There is no question one of the most important things for a credit union is consistent membership growth while maintaining current members. This is done many ways but as we have found by talking to several CUs across the country, not all of them are doing some of the most basic outreach functions. Sure, organic growth through location and current members is key but not enough to grow.

Whether you like social media or not, there is no question it is part of our lives every day and most of us partake in one way or another. As a financial institution, it is important to have all of your social profiles claimed and active. This is the case for any business really. All social media sites offer “business” profiles with added features to help your business grow on their platform. Simply having a social profile is not enough, there needs to be a steady flow of relevant content that flows through your channels weekly if not daily. For example, here at Sharetec, we attempt to post a minimum 2 times per day on our channels, if not more. Our posts consist of company information, new products, industry news, customer appreciation and world or local events. It is important for your organization to have a similar flow on your channels. If posting twice a day is difficult, we recommend no less than 3 posts per week. Social media algorithms and trends will start to show your content to less and less people the more inactive you become and it is difficult to grab the attention of the algorithms once, it is lost, as there is so much content out there. Each social media platform has its own audience. Facebook tends to lean towards an older demographic now and the younger demo has escaped their parents and grandparents who are on Facebook and have fled to Instagram, Pinterest or TikTok. Our recommendation is to claim ALL of these channels as you do not want to miss any audience and once you create a piece of content, it is very easy to distribute to all your different channels (there are tools out there that help with this).

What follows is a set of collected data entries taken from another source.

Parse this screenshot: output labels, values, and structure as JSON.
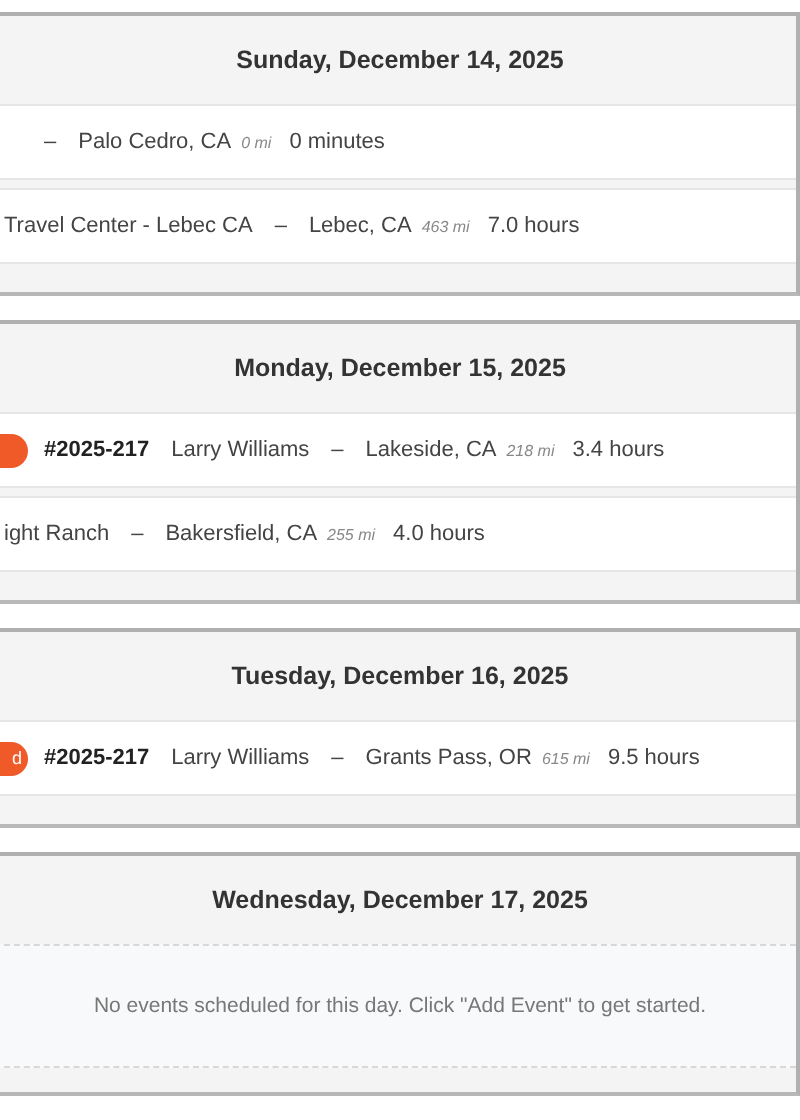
{
  "days": [
    {
      "date": "Sunday, December 14, 2025",
      "events": [
        {
          "separator": "–",
          "destination": "Palo Cedro, CA",
          "miles": "0 mi",
          "duration": "0 minutes"
        },
        {
          "origin": "Travel Center - Lebec CA",
          "separator": "–",
          "destination": "Lebec, CA",
          "miles": "463 mi",
          "duration": "7.0 hours"
        }
      ]
    },
    {
      "date": "Monday, December 15, 2025",
      "events": [
        {
          "badge": true,
          "order": "#2025-217",
          "origin": "Larry Williams",
          "separator": "–",
          "destination": "Lakeside, CA",
          "miles": "218 mi",
          "duration": "3.4 hours"
        },
        {
          "origin": "ight Ranch",
          "separator": "–",
          "destination": "Bakersfield, CA",
          "miles": "255 mi",
          "duration": "4.0 hours"
        }
      ]
    },
    {
      "date": "Tuesday, December 16, 2025",
      "events": [
        {
          "badge": true,
          "badge_text": "d",
          "order": "#2025-217",
          "origin": "Larry Williams",
          "separator": "–",
          "destination": "Grants Pass, OR",
          "miles": "615 mi",
          "duration": "9.5 hours"
        }
      ]
    },
    {
      "date": "Wednesday, December 17, 2025",
      "empty_message": "No events scheduled for this day. Click \"Add Event\" to get started."
    }
  ]
}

Create engaging content that is relevant to the audience. One thing you want to avoid is creating too many “Sales pitch” type content that focuses only on you and what you want your audience to buy. No doubt this will be part of your posting schedule but it should be a small percentage. Instead, focus more attention on the industry and the things your audience is interested in. As you start posting content you will see what types of topics receive more attention and you can focus more of your attention on those topics to help engage more viewers. Social media platforms have very valuable insights on what is and is not working and most of them make suggestions automatically. Have a dedicated person or a 3rd party vendor that can perform these outreach services for you. Hold community events and gatherings to engage more with your local community. Whatever you decide to do, this is important and a big contributor to continued growth.

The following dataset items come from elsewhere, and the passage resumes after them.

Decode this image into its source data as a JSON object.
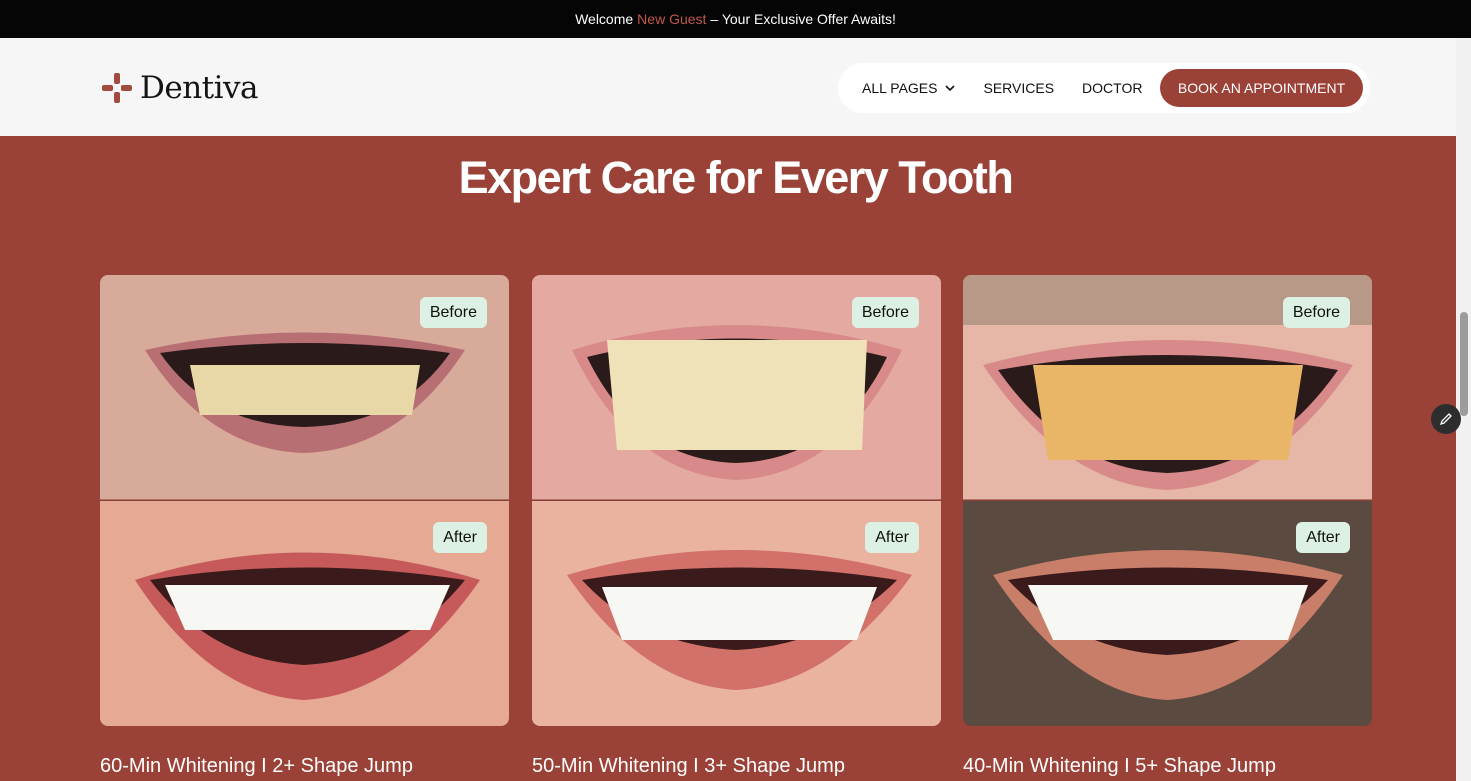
{
  "topbar": {
    "welcome": "Welcome",
    "guest": "New Guest",
    "offer": "– Your Exclusive Offer Awaits!"
  },
  "brand": {
    "name": "Dentiva",
    "logo_icon": "plus-cross-icon"
  },
  "nav": {
    "all_pages": "ALL PAGES",
    "services": "SERVICES",
    "doctor": "DOCTOR",
    "cta": "BOOK AN APPOINTMENT"
  },
  "section": {
    "title": "Expert Care for Every Tooth"
  },
  "cards": [
    {
      "before_label": "Before",
      "after_label": "After",
      "caption": "60-Min Whitening I 2+ Shape Jump"
    },
    {
      "before_label": "Before",
      "after_label": "After",
      "caption": "50-Min Whitening I 3+ Shape Jump"
    },
    {
      "before_label": "Before",
      "after_label": "After",
      "caption": "40-Min Whitening I 5+ Shape Jump"
    }
  ],
  "colors": {
    "brand": "#9a4237",
    "accent_text": "#c0584a",
    "badge_bg": "#dcf0e3",
    "topbar_bg": "#050505"
  }
}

Of course, social media is not the only tool. Having a well-designed, modern and responsive website is another big contributor to growth. If a prospective member lands on your site and sees that your website is outdated and does not function as it should, they will assume your technology and credit union is outdated as well. Websites are the front porch of the business. If it is not attractive, people will not walk in. Same goes for your current members. If your website or apps do not provide the technology and resources they require, they will more than likely consider a change. This is especially true for the younger demographic of members.

It is important to be up to date on all online channels from the website to social media, to your blog and community engagement events. Whatever you do, make sure you dedicate enough time and resources to these small but powerful elements. As the landscape becomes more competitive and online financial institutions continue to grow, change is inevitable and in order to survive there needs to be a plan put in place to ensure continued audience engagement.